At the grassroots, individuals and different groups are increasingly forming associations or alliances to tackle their problems together. Once of the most advanced examples of this is the Australian LandCare model, where formerly opposed members of communities (such as farmers and urbanites) come together to reach mutually satisfying solutions to serious problems (like water shortages).
There are only a few places, however, where the grassroots activism is supported by a “high-level” policy network. More horizontal models of communications are developing at each level, but they are not well integrated.
Toni, et al.
Sometimes I worry that we spend far too much time trying to deal with semantics — medicine has lots of subsets. We work for a law firm with eight specialities — is it a law firm, a business law firm, a construction law firm???

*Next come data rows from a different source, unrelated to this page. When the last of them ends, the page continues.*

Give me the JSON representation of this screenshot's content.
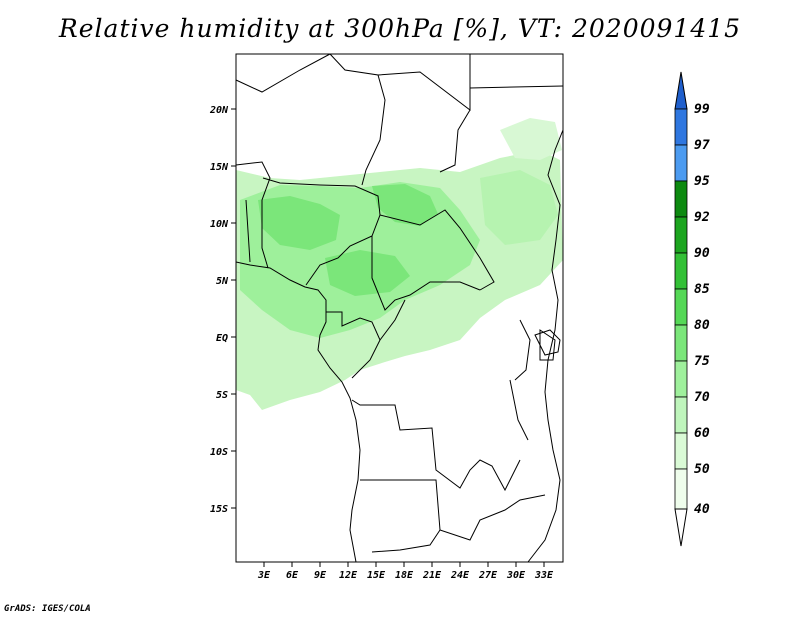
{
  "title": "Relative humidity at 300hPa [%], VT: 2020091415",
  "credit": "GrADS: IGES/COLA",
  "map": {
    "projection": "latlon",
    "lon_range": [
      0,
      35
    ],
    "lat_range": [
      -20,
      25
    ],
    "lon_ticks": [
      "3E",
      "6E",
      "9E",
      "12E",
      "15E",
      "18E",
      "21E",
      "24E",
      "27E",
      "30E",
      "33E"
    ],
    "lat_ticks": [
      "20N",
      "15N",
      "10N",
      "5N",
      "EQ",
      "5S",
      "10S",
      "15S"
    ],
    "field": "relative humidity 300hPa",
    "units": "%"
  },
  "colorbar": {
    "levels": [
      "99",
      "97",
      "95",
      "92",
      "90",
      "85",
      "80",
      "75",
      "70",
      "60",
      "50",
      "40"
    ],
    "colors": {
      "99": "#1f5fcc",
      "97": "#2f77e0",
      "95": "#4c9bf0",
      "92": "#0d8a10",
      "90": "#1ca51f",
      "85": "#33c036",
      "80": "#55d856",
      "75": "#7be67a",
      "70": "#9ff09c",
      "60": "#bff5bc",
      "50": "#dafad6",
      "40": "#effdec"
    }
  }
}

The only time the question of whether “it” is public relations or communications for development matters is when public relations is thought to mean corrumpt, dishonest, communications, as in “that’s only public relations.”
IABC, which has decided some percentage of its memb ers are in public reltions wiithout bothering to define public relations — party planning? publicity? the overall management of the reputation of an organization? — has a Toronto chapter that seems to think “Communicators” in IABC’s name means PR people, at least according to an announcement recently of plans for IABC Toronto later this year.